Avenue of the Americas is not a name I usually use for Sixth Avenue.
After taking a picture of a statue over on the Avenue near Spring Street the other day, the “Americas” part of the Avenue has begun to take shape for me beginning with General Jose Artigas who stands guard in Soho Square.
The New York City Parks Department’s website provides all the details. Here’s a snippet:
In 1945 Sixth Avenue was renamed Avenue of the Americas, at the suggestion of Mayor Fiorello H. LaGuardia (1882-1947), to honor Pan-American ideals and principles. [The] statue, which depicts scholar, scientist, statesman and patriarch of Brazilian independence, Jose Bonifacio de Andrada e Silva (1763-1838), is one of a pantheon of six sculptures of Latin American leaders which overlook the Avenue of the Americas.
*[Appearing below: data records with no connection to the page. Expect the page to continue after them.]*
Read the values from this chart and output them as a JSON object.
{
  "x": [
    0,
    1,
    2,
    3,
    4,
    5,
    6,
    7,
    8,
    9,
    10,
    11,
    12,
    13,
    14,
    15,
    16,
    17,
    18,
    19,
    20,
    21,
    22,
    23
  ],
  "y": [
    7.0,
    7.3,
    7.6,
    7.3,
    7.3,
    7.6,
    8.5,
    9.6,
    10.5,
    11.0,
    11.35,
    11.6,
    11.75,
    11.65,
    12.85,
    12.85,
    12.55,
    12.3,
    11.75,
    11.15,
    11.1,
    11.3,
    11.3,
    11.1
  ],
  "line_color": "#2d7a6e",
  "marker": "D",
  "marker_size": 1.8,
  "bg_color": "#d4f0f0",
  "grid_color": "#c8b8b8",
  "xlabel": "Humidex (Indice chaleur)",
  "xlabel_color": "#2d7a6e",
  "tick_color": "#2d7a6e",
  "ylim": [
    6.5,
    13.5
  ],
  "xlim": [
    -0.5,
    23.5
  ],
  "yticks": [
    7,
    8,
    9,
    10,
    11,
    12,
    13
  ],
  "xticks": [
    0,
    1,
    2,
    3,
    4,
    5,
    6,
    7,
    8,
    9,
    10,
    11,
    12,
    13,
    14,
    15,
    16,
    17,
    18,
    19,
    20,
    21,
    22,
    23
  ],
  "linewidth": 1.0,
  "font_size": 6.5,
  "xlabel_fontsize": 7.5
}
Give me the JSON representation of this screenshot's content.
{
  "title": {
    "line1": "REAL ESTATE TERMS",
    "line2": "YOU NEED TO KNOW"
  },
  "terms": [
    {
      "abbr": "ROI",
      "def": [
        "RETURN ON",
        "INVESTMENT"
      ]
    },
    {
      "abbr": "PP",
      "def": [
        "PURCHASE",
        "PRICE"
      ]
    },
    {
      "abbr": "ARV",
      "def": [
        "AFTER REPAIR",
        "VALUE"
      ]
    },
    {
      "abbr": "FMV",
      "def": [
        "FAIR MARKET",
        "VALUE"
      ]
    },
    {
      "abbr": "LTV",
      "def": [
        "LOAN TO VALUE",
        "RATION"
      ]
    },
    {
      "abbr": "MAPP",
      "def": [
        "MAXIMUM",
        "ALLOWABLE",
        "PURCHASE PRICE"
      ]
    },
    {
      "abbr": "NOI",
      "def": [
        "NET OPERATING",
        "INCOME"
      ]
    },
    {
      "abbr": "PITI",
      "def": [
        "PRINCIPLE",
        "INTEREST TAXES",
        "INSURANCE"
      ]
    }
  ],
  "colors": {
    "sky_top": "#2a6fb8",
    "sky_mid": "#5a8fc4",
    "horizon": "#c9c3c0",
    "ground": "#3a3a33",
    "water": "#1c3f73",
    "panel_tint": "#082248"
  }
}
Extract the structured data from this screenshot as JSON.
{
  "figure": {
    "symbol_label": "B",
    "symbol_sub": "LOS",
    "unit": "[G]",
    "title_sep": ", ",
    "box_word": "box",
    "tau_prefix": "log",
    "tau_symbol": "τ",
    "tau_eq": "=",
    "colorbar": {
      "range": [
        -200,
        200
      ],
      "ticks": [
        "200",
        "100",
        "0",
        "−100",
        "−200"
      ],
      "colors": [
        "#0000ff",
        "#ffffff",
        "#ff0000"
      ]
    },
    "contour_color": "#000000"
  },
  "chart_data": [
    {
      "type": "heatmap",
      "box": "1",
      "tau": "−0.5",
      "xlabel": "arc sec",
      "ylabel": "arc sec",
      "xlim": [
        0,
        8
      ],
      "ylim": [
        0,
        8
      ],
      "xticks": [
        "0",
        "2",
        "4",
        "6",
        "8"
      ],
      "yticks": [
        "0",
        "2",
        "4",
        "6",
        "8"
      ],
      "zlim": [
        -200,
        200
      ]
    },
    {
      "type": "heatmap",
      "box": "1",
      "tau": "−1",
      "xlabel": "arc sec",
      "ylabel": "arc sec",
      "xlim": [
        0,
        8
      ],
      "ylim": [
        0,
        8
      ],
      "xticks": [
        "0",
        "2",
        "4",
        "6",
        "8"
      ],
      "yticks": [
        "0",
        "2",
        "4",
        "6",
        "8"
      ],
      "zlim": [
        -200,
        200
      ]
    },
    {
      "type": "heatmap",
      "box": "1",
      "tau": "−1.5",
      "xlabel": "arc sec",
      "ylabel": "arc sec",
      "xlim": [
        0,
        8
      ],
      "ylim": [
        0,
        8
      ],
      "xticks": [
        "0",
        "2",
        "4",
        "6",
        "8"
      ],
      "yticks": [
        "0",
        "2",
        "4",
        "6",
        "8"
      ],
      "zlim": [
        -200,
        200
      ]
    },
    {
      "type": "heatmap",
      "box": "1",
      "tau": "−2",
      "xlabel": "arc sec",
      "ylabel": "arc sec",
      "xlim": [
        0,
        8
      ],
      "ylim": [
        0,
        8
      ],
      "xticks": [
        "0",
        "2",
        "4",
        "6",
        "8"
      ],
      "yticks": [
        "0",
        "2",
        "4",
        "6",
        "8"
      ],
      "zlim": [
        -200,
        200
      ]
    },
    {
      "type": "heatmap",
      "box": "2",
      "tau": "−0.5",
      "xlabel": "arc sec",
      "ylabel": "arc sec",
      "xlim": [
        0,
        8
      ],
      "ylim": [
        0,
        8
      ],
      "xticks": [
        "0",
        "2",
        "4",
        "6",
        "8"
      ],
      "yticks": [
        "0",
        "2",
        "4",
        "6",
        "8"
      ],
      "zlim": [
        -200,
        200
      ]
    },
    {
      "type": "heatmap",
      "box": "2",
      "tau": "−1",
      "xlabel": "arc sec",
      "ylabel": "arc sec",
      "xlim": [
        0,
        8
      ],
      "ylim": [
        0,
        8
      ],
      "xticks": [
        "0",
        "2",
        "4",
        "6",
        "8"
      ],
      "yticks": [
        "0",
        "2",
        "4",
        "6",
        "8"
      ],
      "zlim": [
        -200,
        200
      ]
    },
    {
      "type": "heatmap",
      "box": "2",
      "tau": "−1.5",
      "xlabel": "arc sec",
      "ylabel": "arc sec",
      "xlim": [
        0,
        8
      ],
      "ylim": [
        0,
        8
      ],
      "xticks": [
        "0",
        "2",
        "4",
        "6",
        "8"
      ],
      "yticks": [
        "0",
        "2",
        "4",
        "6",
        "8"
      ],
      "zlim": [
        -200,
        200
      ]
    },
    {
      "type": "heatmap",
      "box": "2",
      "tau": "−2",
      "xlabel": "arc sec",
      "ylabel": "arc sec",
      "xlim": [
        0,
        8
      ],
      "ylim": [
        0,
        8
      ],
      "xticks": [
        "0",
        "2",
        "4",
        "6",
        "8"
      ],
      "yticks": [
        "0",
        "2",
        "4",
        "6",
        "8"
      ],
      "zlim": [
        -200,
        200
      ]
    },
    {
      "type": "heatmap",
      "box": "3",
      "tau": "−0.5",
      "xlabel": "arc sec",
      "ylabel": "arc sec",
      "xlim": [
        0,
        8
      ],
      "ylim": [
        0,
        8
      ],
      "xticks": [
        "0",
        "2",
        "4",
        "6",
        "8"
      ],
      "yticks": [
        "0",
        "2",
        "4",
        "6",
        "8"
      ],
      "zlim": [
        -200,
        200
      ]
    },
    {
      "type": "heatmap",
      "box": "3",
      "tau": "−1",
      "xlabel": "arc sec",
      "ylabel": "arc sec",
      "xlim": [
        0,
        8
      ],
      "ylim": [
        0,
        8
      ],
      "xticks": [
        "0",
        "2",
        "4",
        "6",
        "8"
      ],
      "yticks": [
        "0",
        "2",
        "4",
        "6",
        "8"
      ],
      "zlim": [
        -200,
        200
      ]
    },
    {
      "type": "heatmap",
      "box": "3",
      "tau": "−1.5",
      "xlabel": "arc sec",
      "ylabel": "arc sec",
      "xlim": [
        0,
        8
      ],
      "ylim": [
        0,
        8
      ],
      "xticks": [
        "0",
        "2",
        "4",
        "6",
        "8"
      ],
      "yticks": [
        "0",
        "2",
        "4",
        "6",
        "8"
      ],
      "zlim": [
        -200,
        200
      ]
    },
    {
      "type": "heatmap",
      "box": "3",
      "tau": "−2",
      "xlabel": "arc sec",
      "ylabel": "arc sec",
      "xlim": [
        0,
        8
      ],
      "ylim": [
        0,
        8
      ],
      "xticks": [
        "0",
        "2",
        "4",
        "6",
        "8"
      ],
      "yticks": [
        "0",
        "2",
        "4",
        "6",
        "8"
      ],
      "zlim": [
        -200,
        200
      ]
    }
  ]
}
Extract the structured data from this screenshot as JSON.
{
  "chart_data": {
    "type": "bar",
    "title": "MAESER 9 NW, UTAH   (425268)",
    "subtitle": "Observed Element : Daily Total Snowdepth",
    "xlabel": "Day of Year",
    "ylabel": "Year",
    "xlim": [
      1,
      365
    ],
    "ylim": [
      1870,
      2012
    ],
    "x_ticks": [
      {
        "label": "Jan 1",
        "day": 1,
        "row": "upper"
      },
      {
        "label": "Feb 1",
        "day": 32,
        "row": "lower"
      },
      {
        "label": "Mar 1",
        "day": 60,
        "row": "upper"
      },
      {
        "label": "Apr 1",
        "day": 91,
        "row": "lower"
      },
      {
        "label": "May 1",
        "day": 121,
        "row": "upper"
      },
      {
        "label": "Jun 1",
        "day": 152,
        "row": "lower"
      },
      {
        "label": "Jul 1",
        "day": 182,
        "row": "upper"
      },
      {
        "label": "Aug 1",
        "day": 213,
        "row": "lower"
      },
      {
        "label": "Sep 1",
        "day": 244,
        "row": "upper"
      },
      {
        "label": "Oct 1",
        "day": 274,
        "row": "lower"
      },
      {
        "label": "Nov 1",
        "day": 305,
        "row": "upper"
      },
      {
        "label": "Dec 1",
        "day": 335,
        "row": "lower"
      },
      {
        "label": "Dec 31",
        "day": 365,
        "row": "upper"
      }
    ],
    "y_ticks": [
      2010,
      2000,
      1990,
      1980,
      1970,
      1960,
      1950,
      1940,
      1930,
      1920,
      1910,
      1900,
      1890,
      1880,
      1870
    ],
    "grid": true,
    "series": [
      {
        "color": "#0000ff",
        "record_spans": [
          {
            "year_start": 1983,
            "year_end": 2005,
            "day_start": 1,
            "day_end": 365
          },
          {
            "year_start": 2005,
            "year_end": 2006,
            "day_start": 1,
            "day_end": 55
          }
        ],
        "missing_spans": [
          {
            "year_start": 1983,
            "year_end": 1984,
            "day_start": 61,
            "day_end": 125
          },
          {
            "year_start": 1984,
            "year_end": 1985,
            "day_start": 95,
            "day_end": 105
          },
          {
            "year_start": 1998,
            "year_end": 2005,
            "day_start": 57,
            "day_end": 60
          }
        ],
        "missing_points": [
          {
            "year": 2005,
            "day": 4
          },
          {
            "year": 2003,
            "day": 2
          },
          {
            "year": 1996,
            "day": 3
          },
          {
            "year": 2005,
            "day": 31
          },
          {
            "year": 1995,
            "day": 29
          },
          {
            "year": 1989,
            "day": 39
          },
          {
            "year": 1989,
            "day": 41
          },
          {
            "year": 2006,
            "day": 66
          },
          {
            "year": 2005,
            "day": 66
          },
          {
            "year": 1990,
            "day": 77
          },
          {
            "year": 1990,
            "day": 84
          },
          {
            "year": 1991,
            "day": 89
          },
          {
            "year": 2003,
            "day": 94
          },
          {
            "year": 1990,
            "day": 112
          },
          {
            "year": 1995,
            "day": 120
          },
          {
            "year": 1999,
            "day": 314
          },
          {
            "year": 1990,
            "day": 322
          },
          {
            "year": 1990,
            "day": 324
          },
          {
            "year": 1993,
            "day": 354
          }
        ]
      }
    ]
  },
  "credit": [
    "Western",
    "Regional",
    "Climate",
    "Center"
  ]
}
Located at the Avenue’s southern end are the statues honoring Juan Pablo Duarte (1813-1876), considered the Father of the Dominican Republic, and General Jose Artigas (1764-1850), Uruguyan independence leader in Soho Square. Located on the Avenue at Central Park South are statues of the Cuban patriot, journalist, and poet, José Martí (1853-1895), Argentine General José de San Martín (1778-1850), and South American liberator Simón Bolívar (1783-1830).
Who knew? I did not. A couple of weather-worn blue and white floral displays suggested a Uruguayan celebration around General Artigas feet in recent weeks.
The Villager newspaper’s offices are located nearby, too.